Der zweite Matchball sitzt: Die Handballer der SG Ruhrtal feiern nach 30 Jahren die Rückkehr in die Landesliga. Grund genug für eine große Party in und um Oeventrop und Freienohl, die sich die Handball-Spielgemeinschaft der Hauptvereine TuS Oeventrop und TuRa Freienohl total verdient hat.

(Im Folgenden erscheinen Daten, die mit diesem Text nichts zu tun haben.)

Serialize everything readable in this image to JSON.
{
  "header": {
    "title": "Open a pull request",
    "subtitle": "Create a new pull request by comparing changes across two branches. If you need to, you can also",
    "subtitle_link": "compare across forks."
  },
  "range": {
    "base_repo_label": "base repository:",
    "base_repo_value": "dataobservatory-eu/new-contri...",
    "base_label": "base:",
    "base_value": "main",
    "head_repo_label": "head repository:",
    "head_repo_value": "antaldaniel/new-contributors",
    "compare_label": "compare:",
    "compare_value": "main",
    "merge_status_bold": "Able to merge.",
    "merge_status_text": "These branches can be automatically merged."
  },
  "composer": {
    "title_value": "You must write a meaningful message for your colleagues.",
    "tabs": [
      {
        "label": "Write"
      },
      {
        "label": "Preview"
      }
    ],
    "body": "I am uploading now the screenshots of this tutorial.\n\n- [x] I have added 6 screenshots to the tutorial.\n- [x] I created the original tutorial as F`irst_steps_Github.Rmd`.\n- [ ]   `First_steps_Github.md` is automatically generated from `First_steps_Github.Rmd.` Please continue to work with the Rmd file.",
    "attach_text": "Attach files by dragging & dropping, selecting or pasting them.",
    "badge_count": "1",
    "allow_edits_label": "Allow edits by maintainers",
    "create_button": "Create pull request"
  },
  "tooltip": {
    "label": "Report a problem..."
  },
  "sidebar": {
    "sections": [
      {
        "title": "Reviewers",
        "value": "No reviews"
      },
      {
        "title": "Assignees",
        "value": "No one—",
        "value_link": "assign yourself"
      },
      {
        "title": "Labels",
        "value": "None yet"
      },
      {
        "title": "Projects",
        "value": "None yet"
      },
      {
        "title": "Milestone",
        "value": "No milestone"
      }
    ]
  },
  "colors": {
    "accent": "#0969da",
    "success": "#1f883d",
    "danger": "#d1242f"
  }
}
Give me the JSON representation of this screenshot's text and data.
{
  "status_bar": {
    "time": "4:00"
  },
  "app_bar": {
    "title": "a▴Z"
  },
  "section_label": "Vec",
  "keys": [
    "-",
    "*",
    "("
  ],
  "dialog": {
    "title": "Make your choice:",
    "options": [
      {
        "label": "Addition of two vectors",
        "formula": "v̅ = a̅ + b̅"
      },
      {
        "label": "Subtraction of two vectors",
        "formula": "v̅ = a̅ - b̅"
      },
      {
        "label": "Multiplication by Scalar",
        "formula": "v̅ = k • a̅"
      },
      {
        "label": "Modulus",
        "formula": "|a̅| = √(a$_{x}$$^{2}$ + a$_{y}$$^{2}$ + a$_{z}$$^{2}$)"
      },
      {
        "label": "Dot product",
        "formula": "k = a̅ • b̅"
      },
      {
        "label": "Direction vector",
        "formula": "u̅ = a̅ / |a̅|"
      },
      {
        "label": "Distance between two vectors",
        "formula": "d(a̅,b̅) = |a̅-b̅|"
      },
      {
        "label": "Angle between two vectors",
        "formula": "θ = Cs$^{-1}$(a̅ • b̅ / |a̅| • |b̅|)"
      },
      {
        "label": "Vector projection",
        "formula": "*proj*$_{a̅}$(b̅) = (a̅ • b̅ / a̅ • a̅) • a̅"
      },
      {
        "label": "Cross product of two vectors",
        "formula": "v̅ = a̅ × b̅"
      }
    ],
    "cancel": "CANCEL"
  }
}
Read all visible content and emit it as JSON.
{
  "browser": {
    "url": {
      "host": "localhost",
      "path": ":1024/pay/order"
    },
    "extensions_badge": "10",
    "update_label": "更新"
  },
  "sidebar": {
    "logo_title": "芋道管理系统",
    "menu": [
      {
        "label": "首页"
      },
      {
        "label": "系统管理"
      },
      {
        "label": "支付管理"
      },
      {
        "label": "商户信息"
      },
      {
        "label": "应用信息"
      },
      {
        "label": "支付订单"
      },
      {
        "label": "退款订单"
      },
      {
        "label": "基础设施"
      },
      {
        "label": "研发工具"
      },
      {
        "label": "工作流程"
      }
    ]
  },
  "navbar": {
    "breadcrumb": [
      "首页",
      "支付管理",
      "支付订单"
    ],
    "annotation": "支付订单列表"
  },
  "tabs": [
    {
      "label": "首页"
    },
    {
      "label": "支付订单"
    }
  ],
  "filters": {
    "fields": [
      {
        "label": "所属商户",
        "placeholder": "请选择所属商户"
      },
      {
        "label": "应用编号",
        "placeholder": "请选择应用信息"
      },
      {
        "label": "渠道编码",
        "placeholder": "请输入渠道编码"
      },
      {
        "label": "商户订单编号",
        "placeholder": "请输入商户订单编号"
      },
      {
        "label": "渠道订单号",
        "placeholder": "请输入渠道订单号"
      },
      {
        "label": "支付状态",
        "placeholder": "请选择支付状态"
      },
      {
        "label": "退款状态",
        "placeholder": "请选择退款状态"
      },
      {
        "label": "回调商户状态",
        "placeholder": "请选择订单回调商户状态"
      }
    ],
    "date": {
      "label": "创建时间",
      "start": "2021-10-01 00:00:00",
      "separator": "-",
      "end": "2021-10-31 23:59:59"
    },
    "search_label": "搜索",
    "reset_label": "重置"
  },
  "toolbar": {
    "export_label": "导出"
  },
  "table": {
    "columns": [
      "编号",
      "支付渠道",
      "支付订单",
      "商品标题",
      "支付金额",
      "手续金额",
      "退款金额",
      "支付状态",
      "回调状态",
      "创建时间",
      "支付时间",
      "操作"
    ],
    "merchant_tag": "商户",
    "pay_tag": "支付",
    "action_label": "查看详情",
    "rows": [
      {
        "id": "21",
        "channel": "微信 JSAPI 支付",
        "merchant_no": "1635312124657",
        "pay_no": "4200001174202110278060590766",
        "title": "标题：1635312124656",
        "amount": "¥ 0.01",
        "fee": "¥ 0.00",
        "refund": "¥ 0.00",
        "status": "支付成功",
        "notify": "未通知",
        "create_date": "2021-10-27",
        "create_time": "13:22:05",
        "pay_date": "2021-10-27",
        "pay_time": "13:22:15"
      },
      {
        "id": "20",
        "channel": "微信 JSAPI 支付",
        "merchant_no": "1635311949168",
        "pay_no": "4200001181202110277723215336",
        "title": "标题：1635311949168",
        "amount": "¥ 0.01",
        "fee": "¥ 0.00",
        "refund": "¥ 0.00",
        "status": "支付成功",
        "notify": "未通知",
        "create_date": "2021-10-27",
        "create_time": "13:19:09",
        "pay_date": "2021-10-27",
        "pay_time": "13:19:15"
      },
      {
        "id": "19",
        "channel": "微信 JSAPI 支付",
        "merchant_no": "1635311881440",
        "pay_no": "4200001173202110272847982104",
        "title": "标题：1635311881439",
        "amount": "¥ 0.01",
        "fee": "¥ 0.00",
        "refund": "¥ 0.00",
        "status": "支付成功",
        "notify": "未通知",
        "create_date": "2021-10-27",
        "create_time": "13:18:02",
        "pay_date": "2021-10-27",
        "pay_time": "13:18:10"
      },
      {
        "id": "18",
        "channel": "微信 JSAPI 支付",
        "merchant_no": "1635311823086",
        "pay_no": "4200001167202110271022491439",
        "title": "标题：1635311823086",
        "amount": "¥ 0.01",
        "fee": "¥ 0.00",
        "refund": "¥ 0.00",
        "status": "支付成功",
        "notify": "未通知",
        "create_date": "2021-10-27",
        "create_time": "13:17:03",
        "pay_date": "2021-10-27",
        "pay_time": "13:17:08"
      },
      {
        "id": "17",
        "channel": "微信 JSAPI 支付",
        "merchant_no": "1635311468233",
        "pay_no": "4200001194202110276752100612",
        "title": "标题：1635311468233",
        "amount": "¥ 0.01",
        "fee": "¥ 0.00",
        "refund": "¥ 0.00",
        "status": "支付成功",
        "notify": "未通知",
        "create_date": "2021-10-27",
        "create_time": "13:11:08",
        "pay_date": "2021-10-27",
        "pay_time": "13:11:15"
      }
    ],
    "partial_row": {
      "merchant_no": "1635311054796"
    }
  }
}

Das Team von Trainer Frank Moormann bediente sich in dieser Saison einer auf den ersten Blick einfachen Erfolgsformel: viel Fleiß, harte Arbeit und konstante Qualität. Die Mannschaft gönnte sich sogar in der Weihnachtszeit nur eine Woche Urlaub, überstand Rückschläge wie das Verpassen des ersten Aufstiegs-Matchballs bei der HSG Hohenlimburg II mühelos und bewies vor allem in den Derbys ihre große Klasse.

Nach zehn Siegen in zehn Lokalduellen gegen den TV Arnsberg, HV Sundern, TV Neheim, TV Wickede und VfS Warstein steht zu Recht der Aufstieg. Ferner steigt die SG Ruhrtal nun zur Nummer eins im heimischen Herren-Handball auf – mehr als nur eine Randnotiz.